Plus, as Frost warns, identity thieves aren’t always shady strangers. An identity thief “could be a fellow college student trying to make ends meet,” Frost says, or someone claiming to be a maintenance person.
“While it’s great that college is very open and tends to be a trusting environment, you want to put safety before blind trust,” she says.
Frost recommends that students do the following:
- Get a shredder. Shred all documents containing sensitive information, like account numbers.
- Have a discussion with roommates about security. “It doesn’t have to be very formal, but spend maybe 10 minutes with them talking about best practices,” Frost says. For example, you might agree that the last person out locks the door, even if they’re just heading down the hall.
- Log out of online (or mobile) banking the second you finish. Don’t leave your bank or credit card account open on your laptop, smartphone or tablet.
- Guard your Social Security number. Whether you’re filling out forms at the student health center or signing up for a bank account on campus during orientation, think twice before jotting down your Social Security number on a piece of paper.
“Thanks to smartphones with cameras, someone could snap a picture and have all your information,” Frost says.
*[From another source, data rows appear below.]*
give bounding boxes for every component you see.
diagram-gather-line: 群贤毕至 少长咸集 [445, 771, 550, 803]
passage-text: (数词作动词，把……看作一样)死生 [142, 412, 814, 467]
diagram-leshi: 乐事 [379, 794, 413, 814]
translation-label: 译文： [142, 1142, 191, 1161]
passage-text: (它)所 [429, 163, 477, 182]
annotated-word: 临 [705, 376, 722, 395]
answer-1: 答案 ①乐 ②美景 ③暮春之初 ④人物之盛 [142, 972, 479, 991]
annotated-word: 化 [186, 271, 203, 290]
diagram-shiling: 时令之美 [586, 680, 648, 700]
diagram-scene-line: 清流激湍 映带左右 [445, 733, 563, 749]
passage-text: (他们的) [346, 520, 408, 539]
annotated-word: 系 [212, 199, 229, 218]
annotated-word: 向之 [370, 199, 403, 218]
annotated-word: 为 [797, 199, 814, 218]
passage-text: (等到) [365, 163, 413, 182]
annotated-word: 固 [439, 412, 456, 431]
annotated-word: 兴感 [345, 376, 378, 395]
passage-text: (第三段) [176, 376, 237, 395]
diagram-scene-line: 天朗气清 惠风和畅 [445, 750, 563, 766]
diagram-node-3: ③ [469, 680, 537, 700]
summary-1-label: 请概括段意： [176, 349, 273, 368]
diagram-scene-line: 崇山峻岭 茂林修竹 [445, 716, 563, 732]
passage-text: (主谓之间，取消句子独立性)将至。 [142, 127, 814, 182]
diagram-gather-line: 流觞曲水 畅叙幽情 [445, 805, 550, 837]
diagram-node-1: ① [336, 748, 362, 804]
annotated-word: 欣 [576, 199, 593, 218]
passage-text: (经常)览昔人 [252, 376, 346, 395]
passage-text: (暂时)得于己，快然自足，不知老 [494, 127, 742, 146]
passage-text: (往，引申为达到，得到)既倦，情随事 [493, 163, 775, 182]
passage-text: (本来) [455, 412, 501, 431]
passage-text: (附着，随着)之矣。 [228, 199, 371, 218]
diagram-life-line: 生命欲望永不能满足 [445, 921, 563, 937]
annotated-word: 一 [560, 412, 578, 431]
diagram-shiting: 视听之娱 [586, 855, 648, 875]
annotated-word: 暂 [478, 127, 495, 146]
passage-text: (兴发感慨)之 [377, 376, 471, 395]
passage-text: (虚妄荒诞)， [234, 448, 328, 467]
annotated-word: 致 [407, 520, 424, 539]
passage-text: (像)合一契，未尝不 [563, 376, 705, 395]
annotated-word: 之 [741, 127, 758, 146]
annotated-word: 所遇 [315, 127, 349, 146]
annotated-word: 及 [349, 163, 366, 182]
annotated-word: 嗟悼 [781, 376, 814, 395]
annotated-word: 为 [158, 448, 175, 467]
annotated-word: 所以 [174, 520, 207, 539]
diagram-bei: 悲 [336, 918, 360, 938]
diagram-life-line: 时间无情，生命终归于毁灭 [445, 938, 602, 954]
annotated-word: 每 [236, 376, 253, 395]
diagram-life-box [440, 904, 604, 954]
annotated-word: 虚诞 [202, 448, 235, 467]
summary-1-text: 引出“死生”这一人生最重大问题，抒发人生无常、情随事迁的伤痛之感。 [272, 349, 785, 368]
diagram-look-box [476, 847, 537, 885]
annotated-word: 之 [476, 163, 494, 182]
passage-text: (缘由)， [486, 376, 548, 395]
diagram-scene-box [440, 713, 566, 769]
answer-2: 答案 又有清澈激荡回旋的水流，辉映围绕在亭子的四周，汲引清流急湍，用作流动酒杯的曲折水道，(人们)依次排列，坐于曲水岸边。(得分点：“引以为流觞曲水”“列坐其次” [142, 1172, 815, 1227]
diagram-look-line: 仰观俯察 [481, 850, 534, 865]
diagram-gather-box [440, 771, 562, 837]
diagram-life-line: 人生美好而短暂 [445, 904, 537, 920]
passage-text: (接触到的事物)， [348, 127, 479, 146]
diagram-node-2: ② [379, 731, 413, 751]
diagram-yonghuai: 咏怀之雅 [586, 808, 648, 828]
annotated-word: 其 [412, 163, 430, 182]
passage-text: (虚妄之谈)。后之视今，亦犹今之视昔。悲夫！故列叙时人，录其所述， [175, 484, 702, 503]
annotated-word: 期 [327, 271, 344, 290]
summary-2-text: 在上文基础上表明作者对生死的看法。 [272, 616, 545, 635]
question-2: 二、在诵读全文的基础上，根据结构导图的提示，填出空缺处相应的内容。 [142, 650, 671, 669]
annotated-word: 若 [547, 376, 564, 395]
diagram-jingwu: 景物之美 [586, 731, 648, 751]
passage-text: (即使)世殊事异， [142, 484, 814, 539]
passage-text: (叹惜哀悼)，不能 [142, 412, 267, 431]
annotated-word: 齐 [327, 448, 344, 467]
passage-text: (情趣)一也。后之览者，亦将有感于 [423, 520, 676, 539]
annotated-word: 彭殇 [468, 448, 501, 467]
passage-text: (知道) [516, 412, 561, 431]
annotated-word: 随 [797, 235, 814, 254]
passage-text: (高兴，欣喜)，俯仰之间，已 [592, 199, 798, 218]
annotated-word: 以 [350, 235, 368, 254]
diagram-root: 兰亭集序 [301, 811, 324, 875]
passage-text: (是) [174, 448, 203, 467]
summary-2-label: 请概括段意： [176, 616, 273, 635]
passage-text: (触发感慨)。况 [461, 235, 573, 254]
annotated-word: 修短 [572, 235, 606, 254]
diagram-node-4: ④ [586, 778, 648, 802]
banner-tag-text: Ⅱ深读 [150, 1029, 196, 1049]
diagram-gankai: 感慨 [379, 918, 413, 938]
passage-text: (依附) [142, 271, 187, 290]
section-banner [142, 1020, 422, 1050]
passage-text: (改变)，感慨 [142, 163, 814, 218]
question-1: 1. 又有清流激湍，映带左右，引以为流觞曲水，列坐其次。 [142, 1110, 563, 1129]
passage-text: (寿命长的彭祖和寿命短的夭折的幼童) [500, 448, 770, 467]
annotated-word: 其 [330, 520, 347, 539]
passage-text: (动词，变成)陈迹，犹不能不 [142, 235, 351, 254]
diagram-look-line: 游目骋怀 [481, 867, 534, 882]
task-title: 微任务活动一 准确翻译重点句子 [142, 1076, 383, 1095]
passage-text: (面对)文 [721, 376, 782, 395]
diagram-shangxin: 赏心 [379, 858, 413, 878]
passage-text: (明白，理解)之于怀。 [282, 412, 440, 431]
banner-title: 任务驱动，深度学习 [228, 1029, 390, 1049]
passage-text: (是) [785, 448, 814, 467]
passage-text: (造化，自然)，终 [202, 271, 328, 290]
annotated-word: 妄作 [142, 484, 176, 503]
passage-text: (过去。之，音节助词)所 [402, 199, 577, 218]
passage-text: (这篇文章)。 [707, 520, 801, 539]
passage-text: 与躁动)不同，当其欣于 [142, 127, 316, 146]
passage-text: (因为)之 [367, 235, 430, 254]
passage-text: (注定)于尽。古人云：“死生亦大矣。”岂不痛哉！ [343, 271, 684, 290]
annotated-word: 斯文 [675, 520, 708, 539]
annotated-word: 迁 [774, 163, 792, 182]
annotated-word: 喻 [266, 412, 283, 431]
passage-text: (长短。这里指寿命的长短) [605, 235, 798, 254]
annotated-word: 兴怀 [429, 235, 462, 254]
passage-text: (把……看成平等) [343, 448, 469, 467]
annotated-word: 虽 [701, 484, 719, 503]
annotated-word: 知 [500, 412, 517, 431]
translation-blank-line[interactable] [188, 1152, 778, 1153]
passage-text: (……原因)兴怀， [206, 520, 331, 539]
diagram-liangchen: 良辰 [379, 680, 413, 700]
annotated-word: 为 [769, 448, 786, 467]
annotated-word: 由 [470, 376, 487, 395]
In these situations, ask if you can use a different identifier. If that’s not possible, ask how your paperwork will be stored and secured.
“If they don’t know how they secure documents, you may think twice about leaving them with that paper,” Frost says.
5. Use your cards wisely
Identity theft aside, you probably pose the biggest risk to your credit. Late payments, defaults and maxed out cards are all risks of having a credit card.
So don’t buy anything you can’t pay off completely within a month or two, Barry says – and take care of vital bills before charging anything fun.
“You still have to have a budget and stick to it,” Barry says. “There’s rent, your cellphone bill, groceries and tuition. All those things need to be lined up before a fun trip somewhere.”
If there’s a big purchase you absolutely must have, Barry recommends saving up for it. Once the money’s in the bank, put the purchase on the card for the rewards (or credit building) and pay the balance on time and in full, despite the temptingly small “minimum payment” amount.
“The minimum payment is really a guideline,” Barry says. “That’s what you have to pay. But always pay more if you can, and paying in full is always best.”
Another thing to watch out for: Now that you’re doing your own shopping, expect cashiers to pitch you their store’s credit card – and tempt you with a discount on that day’s purchase.
“Every single retailer you go to wants you to save an extra 10 percent by opening that credit card,” Barry says. “Unfortunately, those are the cards that get forgotten. … You forget to send in a check or pay it online. So that blouse that was $40 is all of a sudden now $80.”
Because of the risks, many young people Barry educates are under the impression that credit cards go hand in hand with financial woe, she says. But it doesn’t have to be that way.
“Credit isn’t a bad thing,” Barry says. “Debt is a bad thing.”